The roots of the Technology Forum lie in the Digital user community, which has followed new parent vendors from Compaq and then on to HP to attend a training show once a year. This conference is ripe with technical instruction, but all of it is on HP's products. The opportunity to learn about third-party solutions is limited to the Technology Exchange, the conference's show floor, for the most part, a floor with about 80 vendors including HP 3000 suppliers Speedware, Transoft, Quest Software and Genisys.
Not that there's anything wrong with that HP-only focus in the talks. It's just very different from the experience of years past. HP's David Booth, Senior VP of the US section of the Technology Solutions Group at HP, was noted as a sponsor on a par with the user groups present. The show floor is generating revenue for the user groups, which have SmithBucklin to organize the exhibition hall — and top-dollar travel agency Martz to stand at the information booths and direct traffic around the hall. HP World might have had Interex staff doing some of that work.

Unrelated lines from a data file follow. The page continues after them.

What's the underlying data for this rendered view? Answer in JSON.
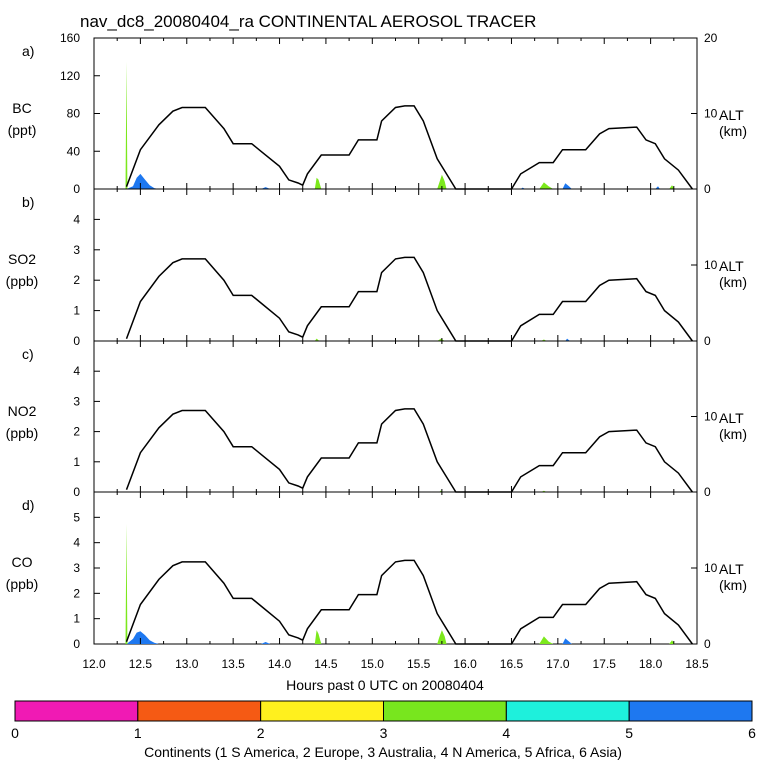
{
  "title": "nav_dc8_20080404_ra CONTINENTAL AEROSOL TRACER",
  "xlabel": "Hours past 0 UTC on 20080404",
  "chart_data": [
    {
      "type": "area",
      "panel": "a)",
      "species": "BC",
      "unit": "(ppt)",
      "ylim": [
        0,
        160
      ],
      "yticks": [
        "0",
        "40",
        "80",
        "120",
        "160"
      ],
      "xlim": [
        12.0,
        18.5
      ],
      "xticks": [
        "12.0",
        "12.5",
        "13.0",
        "13.5",
        "14.0",
        "14.5",
        "15.0",
        "15.5",
        "16.0",
        "16.5",
        "17.0",
        "17.5",
        "18.0",
        "18.5"
      ],
      "right_axis": {
        "label": "ALT",
        "unit": "(km)",
        "ylim": [
          0,
          20
        ],
        "yticks": [
          "0",
          "10",
          "20"
        ]
      },
      "series": [
        {
          "name": "Asia",
          "color": "#1e78f0",
          "points": [
            [
              12.35,
              0
            ],
            [
              12.42,
              3
            ],
            [
              12.46,
              12
            ],
            [
              12.5,
              16
            ],
            [
              12.55,
              10
            ],
            [
              12.6,
              4
            ],
            [
              12.65,
              1
            ],
            [
              12.7,
              0
            ],
            [
              13.8,
              0
            ],
            [
              13.85,
              2
            ],
            [
              13.9,
              0
            ],
            [
              16.6,
              0
            ],
            [
              16.62,
              1.5
            ],
            [
              16.65,
              0
            ],
            [
              17.05,
              0
            ],
            [
              17.08,
              6
            ],
            [
              17.12,
              3
            ],
            [
              17.15,
              0
            ],
            [
              18.05,
              0
            ],
            [
              18.08,
              3
            ],
            [
              18.1,
              0
            ]
          ]
        },
        {
          "name": "N America",
          "color": "#7ce81c",
          "points": [
            [
              12.34,
              0
            ],
            [
              12.35,
              135
            ],
            [
              12.36,
              0
            ],
            [
              14.38,
              0
            ],
            [
              14.4,
              12
            ],
            [
              14.42,
              10
            ],
            [
              14.45,
              0
            ],
            [
              15.7,
              0
            ],
            [
              15.72,
              6
            ],
            [
              15.75,
              15
            ],
            [
              15.78,
              8
            ],
            [
              15.8,
              0
            ],
            [
              16.8,
              0
            ],
            [
              16.85,
              7
            ],
            [
              16.9,
              3
            ],
            [
              16.95,
              0
            ],
            [
              18.2,
              0
            ],
            [
              18.23,
              4
            ],
            [
              18.26,
              0
            ]
          ]
        }
      ],
      "altitude_km": [
        [
          12.35,
          0.3
        ],
        [
          12.5,
          5.2
        ],
        [
          12.7,
          8.5
        ],
        [
          12.85,
          10.3
        ],
        [
          12.95,
          10.8
        ],
        [
          13.2,
          10.8
        ],
        [
          13.4,
          8
        ],
        [
          13.5,
          6
        ],
        [
          13.7,
          6
        ],
        [
          13.8,
          5
        ],
        [
          14.0,
          3
        ],
        [
          14.1,
          1.2
        ],
        [
          14.2,
          0.8
        ],
        [
          14.25,
          0.5
        ],
        [
          14.3,
          2
        ],
        [
          14.45,
          4.5
        ],
        [
          14.75,
          4.5
        ],
        [
          14.85,
          6.5
        ],
        [
          15.05,
          6.5
        ],
        [
          15.1,
          9
        ],
        [
          15.25,
          10.8
        ],
        [
          15.35,
          11
        ],
        [
          15.45,
          11
        ],
        [
          15.55,
          9
        ],
        [
          15.7,
          4
        ],
        [
          15.8,
          2
        ],
        [
          15.9,
          0
        ],
        [
          16.5,
          0
        ],
        [
          16.6,
          2
        ],
        [
          16.8,
          3.5
        ],
        [
          16.95,
          3.5
        ],
        [
          17.05,
          5.2
        ],
        [
          17.3,
          5.2
        ],
        [
          17.45,
          7.3
        ],
        [
          17.55,
          8
        ],
        [
          17.85,
          8.2
        ],
        [
          17.95,
          6.5
        ],
        [
          18.05,
          6
        ],
        [
          18.15,
          4
        ],
        [
          18.3,
          2.5
        ],
        [
          18.45,
          0
        ]
      ]
    },
    {
      "type": "area",
      "panel": "b)",
      "species": "SO2",
      "unit": "(ppb)",
      "ylim": [
        0,
        5
      ],
      "yticks": [
        "0",
        "1",
        "2",
        "3",
        "4"
      ],
      "xlim": [
        12.0,
        18.5
      ],
      "right_axis": {
        "label": "ALT",
        "unit": "(km)",
        "ylim": [
          0,
          20
        ],
        "yticks": [
          "0",
          "10"
        ]
      },
      "series": [
        {
          "name": "N America",
          "color": "#7ce81c",
          "points": [
            [
              14.38,
              0
            ],
            [
              14.4,
              0.08
            ],
            [
              14.43,
              0
            ],
            [
              15.7,
              0
            ],
            [
              15.74,
              0.08
            ],
            [
              15.78,
              0
            ],
            [
              16.82,
              0
            ],
            [
              16.85,
              0.05
            ],
            [
              16.88,
              0
            ]
          ]
        },
        {
          "name": "Asia",
          "color": "#1e78f0",
          "points": [
            [
              17.08,
              0
            ],
            [
              17.1,
              0.08
            ],
            [
              17.13,
              0
            ]
          ]
        }
      ],
      "altitude_km": [
        [
          12.35,
          0.3
        ],
        [
          12.5,
          5.2
        ],
        [
          12.7,
          8.5
        ],
        [
          12.85,
          10.3
        ],
        [
          12.95,
          10.8
        ],
        [
          13.2,
          10.8
        ],
        [
          13.4,
          8
        ],
        [
          13.5,
          6
        ],
        [
          13.7,
          6
        ],
        [
          13.8,
          5
        ],
        [
          14.0,
          3
        ],
        [
          14.1,
          1.2
        ],
        [
          14.2,
          0.8
        ],
        [
          14.25,
          0.5
        ],
        [
          14.3,
          2
        ],
        [
          14.45,
          4.5
        ],
        [
          14.75,
          4.5
        ],
        [
          14.85,
          6.5
        ],
        [
          15.05,
          6.5
        ],
        [
          15.1,
          9
        ],
        [
          15.25,
          10.8
        ],
        [
          15.35,
          11
        ],
        [
          15.45,
          11
        ],
        [
          15.55,
          9
        ],
        [
          15.7,
          4
        ],
        [
          15.8,
          2
        ],
        [
          15.9,
          0
        ],
        [
          16.5,
          0
        ],
        [
          16.6,
          2
        ],
        [
          16.8,
          3.5
        ],
        [
          16.95,
          3.5
        ],
        [
          17.05,
          5.2
        ],
        [
          17.3,
          5.2
        ],
        [
          17.45,
          7.3
        ],
        [
          17.55,
          8
        ],
        [
          17.85,
          8.2
        ],
        [
          17.95,
          6.5
        ],
        [
          18.05,
          6
        ],
        [
          18.15,
          4
        ],
        [
          18.3,
          2.5
        ],
        [
          18.45,
          0
        ]
      ]
    },
    {
      "type": "area",
      "panel": "c)",
      "species": "NO2",
      "unit": "(ppb)",
      "ylim": [
        0,
        5
      ],
      "yticks": [
        "0",
        "1",
        "2",
        "3",
        "4"
      ],
      "xlim": [
        12.0,
        18.5
      ],
      "right_axis": {
        "label": "ALT",
        "unit": "(km)",
        "ylim": [
          0,
          20
        ],
        "yticks": [
          "0",
          "10"
        ]
      },
      "series": [
        {
          "name": "N America",
          "color": "#7ce81c",
          "points": [
            [
              15.72,
              0
            ],
            [
              15.74,
              0.05
            ],
            [
              15.76,
              0
            ],
            [
              16.82,
              0
            ],
            [
              16.85,
              0.04
            ],
            [
              16.88,
              0
            ]
          ]
        }
      ],
      "altitude_km": [
        [
          12.35,
          0.3
        ],
        [
          12.5,
          5.2
        ],
        [
          12.7,
          8.5
        ],
        [
          12.85,
          10.3
        ],
        [
          12.95,
          10.8
        ],
        [
          13.2,
          10.8
        ],
        [
          13.4,
          8
        ],
        [
          13.5,
          6
        ],
        [
          13.7,
          6
        ],
        [
          13.8,
          5
        ],
        [
          14.0,
          3
        ],
        [
          14.1,
          1.2
        ],
        [
          14.2,
          0.8
        ],
        [
          14.25,
          0.5
        ],
        [
          14.3,
          2
        ],
        [
          14.45,
          4.5
        ],
        [
          14.75,
          4.5
        ],
        [
          14.85,
          6.5
        ],
        [
          15.05,
          6.5
        ],
        [
          15.1,
          9
        ],
        [
          15.25,
          10.8
        ],
        [
          15.35,
          11
        ],
        [
          15.45,
          11
        ],
        [
          15.55,
          9
        ],
        [
          15.7,
          4
        ],
        [
          15.8,
          2
        ],
        [
          15.9,
          0
        ],
        [
          16.5,
          0
        ],
        [
          16.6,
          2
        ],
        [
          16.8,
          3.5
        ],
        [
          16.95,
          3.5
        ],
        [
          17.05,
          5.2
        ],
        [
          17.3,
          5.2
        ],
        [
          17.45,
          7.3
        ],
        [
          17.55,
          8
        ],
        [
          17.85,
          8.2
        ],
        [
          17.95,
          6.5
        ],
        [
          18.05,
          6
        ],
        [
          18.15,
          4
        ],
        [
          18.3,
          2.5
        ],
        [
          18.45,
          0
        ]
      ]
    },
    {
      "type": "area",
      "panel": "d)",
      "species": "CO",
      "unit": "(ppb)",
      "ylim": [
        0,
        6
      ],
      "yticks": [
        "0",
        "1",
        "2",
        "3",
        "4",
        "5"
      ],
      "xlim": [
        12.0,
        18.5
      ],
      "right_axis": {
        "label": "ALT",
        "unit": "(km)",
        "ylim": [
          0,
          20
        ],
        "yticks": [
          "0",
          "10"
        ]
      },
      "series": [
        {
          "name": "Asia",
          "color": "#1e78f0",
          "points": [
            [
              12.35,
              0
            ],
            [
              12.42,
              0.2
            ],
            [
              12.46,
              0.45
            ],
            [
              12.5,
              0.5
            ],
            [
              12.55,
              0.35
            ],
            [
              12.6,
              0.15
            ],
            [
              12.65,
              0.05
            ],
            [
              12.7,
              0
            ],
            [
              13.8,
              0
            ],
            [
              13.85,
              0.08
            ],
            [
              13.9,
              0
            ],
            [
              17.05,
              0
            ],
            [
              17.08,
              0.22
            ],
            [
              17.12,
              0.1
            ],
            [
              17.15,
              0
            ]
          ]
        },
        {
          "name": "N America",
          "color": "#7ce81c",
          "points": [
            [
              12.34,
              0
            ],
            [
              12.35,
              4.75
            ],
            [
              12.36,
              0
            ],
            [
              14.38,
              0
            ],
            [
              14.4,
              0.55
            ],
            [
              14.42,
              0.4
            ],
            [
              14.45,
              0
            ],
            [
              15.7,
              0
            ],
            [
              15.72,
              0.25
            ],
            [
              15.75,
              0.55
            ],
            [
              15.78,
              0.3
            ],
            [
              15.8,
              0
            ],
            [
              16.8,
              0
            ],
            [
              16.85,
              0.3
            ],
            [
              16.9,
              0.1
            ],
            [
              16.95,
              0
            ],
            [
              18.2,
              0
            ],
            [
              18.23,
              0.15
            ],
            [
              18.26,
              0
            ]
          ]
        }
      ],
      "altitude_km": [
        [
          12.35,
          0.3
        ],
        [
          12.5,
          5.2
        ],
        [
          12.7,
          8.5
        ],
        [
          12.85,
          10.3
        ],
        [
          12.95,
          10.8
        ],
        [
          13.2,
          10.8
        ],
        [
          13.4,
          8
        ],
        [
          13.5,
          6
        ],
        [
          13.7,
          6
        ],
        [
          13.8,
          5
        ],
        [
          14.0,
          3
        ],
        [
          14.1,
          1.2
        ],
        [
          14.2,
          0.8
        ],
        [
          14.25,
          0.5
        ],
        [
          14.3,
          2
        ],
        [
          14.45,
          4.5
        ],
        [
          14.75,
          4.5
        ],
        [
          14.85,
          6.5
        ],
        [
          15.05,
          6.5
        ],
        [
          15.1,
          9
        ],
        [
          15.25,
          10.8
        ],
        [
          15.35,
          11
        ],
        [
          15.45,
          11
        ],
        [
          15.55,
          9
        ],
        [
          15.7,
          4
        ],
        [
          15.8,
          2
        ],
        [
          15.9,
          0
        ],
        [
          16.5,
          0
        ],
        [
          16.6,
          2
        ],
        [
          16.8,
          3.5
        ],
        [
          16.95,
          3.5
        ],
        [
          17.05,
          5.2
        ],
        [
          17.3,
          5.2
        ],
        [
          17.45,
          7.3
        ],
        [
          17.55,
          8
        ],
        [
          17.85,
          8.2
        ],
        [
          17.95,
          6.5
        ],
        [
          18.05,
          6
        ],
        [
          18.15,
          4
        ],
        [
          18.3,
          2.5
        ],
        [
          18.45,
          0
        ]
      ]
    }
  ],
  "colorbar": {
    "colors": [
      "#f01ab4",
      "#f55a14",
      "#fff01e",
      "#78e61e",
      "#1ef0dc",
      "#1e78f0"
    ],
    "ticks": [
      "0",
      "1",
      "2",
      "3",
      "4",
      "5",
      "6"
    ],
    "label": "Continents (1 S America, 2 Europe, 3 Australia, 4 N America, 5 Africa, 6 Asia)"
  }
}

HP World got invoked in a presentation by HP's security expert and CTO Tony Redmond, when he showed slides that he said were last presented in Chicago at HP World 2004. And some things didn't change much during the keynotes, introduced with dance club tempo music and iPod-commercial style actors on a bank of five giant screens behind the stage. After a Katrina reference admitting that "Mother Nature certainly didn't make it any easier for any of us to get here," Livermore told the crowd not to expect any change to HP's course.

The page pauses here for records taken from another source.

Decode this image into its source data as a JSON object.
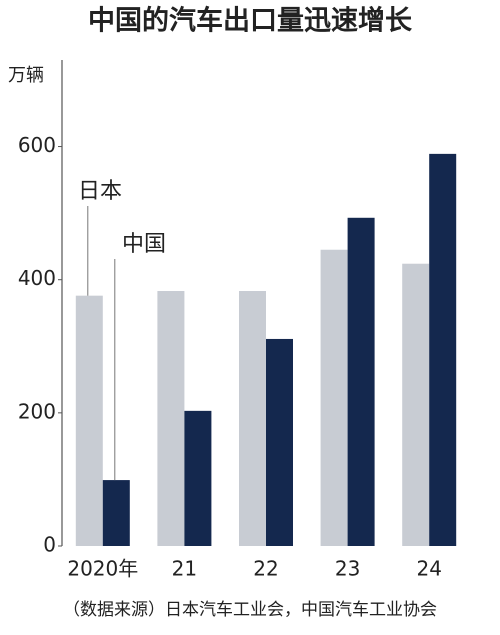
{
  "chart_data": {
    "type": "bar",
    "title": "中国的汽车出口量迅速增长",
    "y_label": "万辆",
    "source": "（数据来源）日本汽车工业会，中国汽车工业协会",
    "categories": [
      "2020年",
      "21",
      "22",
      "23",
      "24"
    ],
    "series": [
      {
        "name": "日本",
        "color": "#c8ccd3",
        "values": [
          376,
          383,
          383,
          445,
          424
        ]
      },
      {
        "name": "中国",
        "color": "#14284e",
        "values": [
          99,
          203,
          311,
          493,
          589
        ]
      }
    ],
    "ylim": [
      0,
      730
    ],
    "yticks": [
      0,
      200,
      400,
      600
    ],
    "grid": false
  }
}
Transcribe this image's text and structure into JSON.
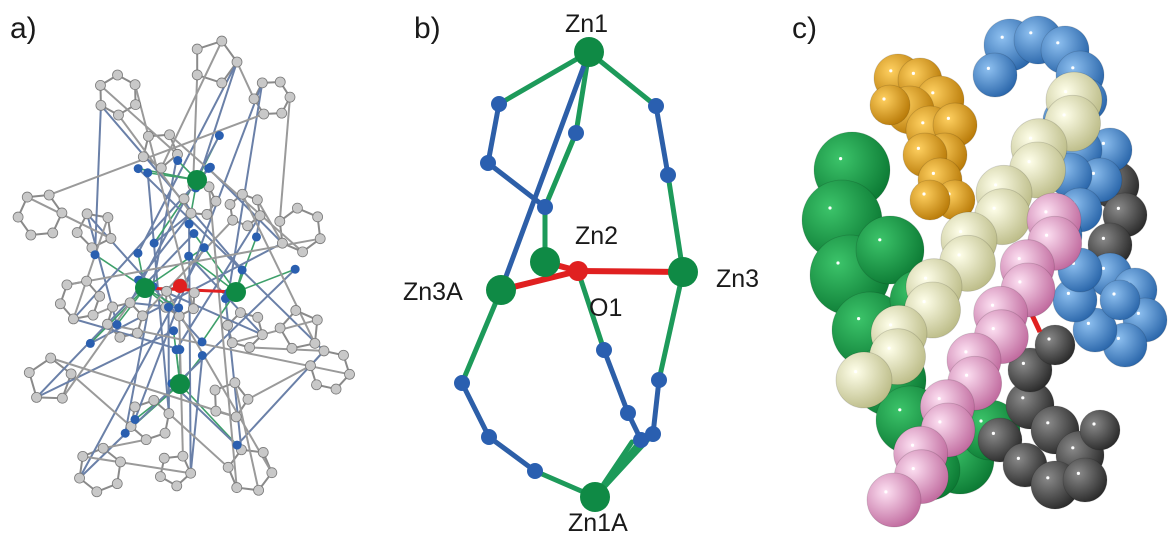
{
  "panels": {
    "a": {
      "label": "a)"
    },
    "b": {
      "label": "b)"
    },
    "c": {
      "label": "c)"
    }
  },
  "atom_labels": {
    "zn1": "Zn1",
    "zn2": "Zn2",
    "zn3": "Zn3",
    "zn3a": "Zn3A",
    "zn1a": "Zn1A",
    "o1": "O1"
  },
  "colors": {
    "zinc": "#0f8a45",
    "nitrogen": "#2a5fb0",
    "carbon": "#a8a8a8",
    "oxygen": "#e02020",
    "bond_zn_n": "#1d9a5a",
    "bond_n_n": "#2d5fa8",
    "spacefill_green": "#14a04a",
    "spacefill_orange": "#e8a514",
    "spacefill_blue": "#4a8fd4",
    "spacefill_yellow": "#eeeec0",
    "spacefill_pink": "#e8a8d0",
    "spacefill_gray": "#505050"
  }
}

"Here's the big announcement," Livermore said, looking fit after a kidney transplant this summer. "There isn't going to be a big announcement. We're not going to do a fundamental shift of our strategy. You aren't going to see us spin off any of our businesses. Frankly, we're happy with our current strategy. Our approach is going to remain consistent. We're going to collaborate with our customers, collaborate with our partners."

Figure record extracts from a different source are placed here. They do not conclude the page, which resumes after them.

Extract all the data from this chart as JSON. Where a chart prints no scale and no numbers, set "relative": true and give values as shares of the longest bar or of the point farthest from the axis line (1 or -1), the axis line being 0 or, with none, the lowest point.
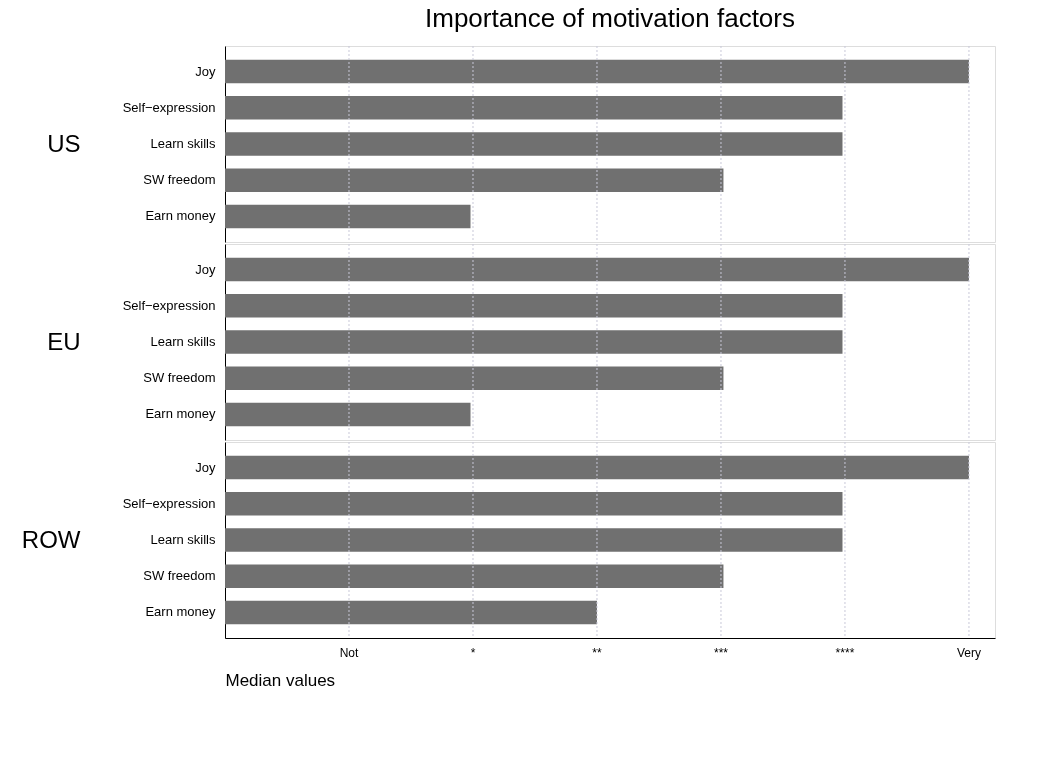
{
  "chart_data": [
    {
      "type": "bar",
      "orientation": "horizontal",
      "relative": true,
      "title": "Importance of motivation factors",
      "ylabel": "US",
      "categories": [
        "Joy",
        "Self−expression",
        "Learn skills",
        "SW freedom",
        "Earn money"
      ],
      "values": [
        1,
        0.83,
        0.83,
        0.67,
        0.33
      ],
      "color": "#707070",
      "grid": "x",
      "tick_labels": "y"
    },
    {
      "type": "bar",
      "orientation": "horizontal",
      "relative": true,
      "ylabel": "EU",
      "categories": [
        "Joy",
        "Self−expression",
        "Learn skills",
        "SW freedom",
        "Earn money"
      ],
      "values": [
        1,
        0.83,
        0.83,
        0.67,
        0.33
      ],
      "color": "#707070",
      "grid": "x",
      "tick_labels": "y"
    },
    {
      "type": "bar",
      "orientation": "horizontal",
      "relative": true,
      "ylabel": "ROW",
      "xlabel": "Median values",
      "categories": [
        "Joy",
        "Self−expression",
        "Learn skills",
        "SW freedom",
        "Earn money"
      ],
      "values": [
        1,
        0.83,
        0.83,
        0.67,
        0.5
      ],
      "color": "#707070",
      "grid": "x",
      "annotations": [
        "Not",
        "*",
        "**",
        "***",
        "****",
        "Very"
      ]
    }
  ]
}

Partners is a term invoked about every two minutes in a meeting like this. The concept of partners even gets used to describe customers like the long-time OpenVMS users who gathered in the OpenVMS SIG meeting after a lunch of pork tenderloin and baked chicken served buffet-style on plates which must be washed rather than tossed. In that meeting room with about 60 attendees, the oldest vets of this user group planned for the future and took notes on what they could improve about their conference. Take away the tech specifics and you could have walked into a room at an Interex SIG with grey-bearded 3000 vets talking MPE. The similarities ran right down to the sullen speeches from the back of the room about how HP ought to be selling the VMS solution better.
Looking into the future is part of the user conference mission. Looking back at better times is another habit of customers who use the vendor's most established solution. Some in the room were not worried about the vendor's attention to OpenVMS. After all, these users already have a hobbyist's license to use, so the technical expertise is growing in the volunteer community aside from HP labs. But a couple of customers had concerns, too.
John Donavan of Nielsen Media Research told some colleagues, "Our CEO says VMS is dead here, but we've got so much of it at [corporate parent] VNU it's not going anywhere." And Dale Lobb of the BryanLGH Medical Center said that his shop's OpenVMS server count is dwindling, from a high of 12 down to two. "Please tell your HP rep to stress the number of applications available for VMS," he said. Marketing a mature solution seemed to present the same kind of challenges that HP 3000 customers saw in the years leading to HP's announcement of discontinuance.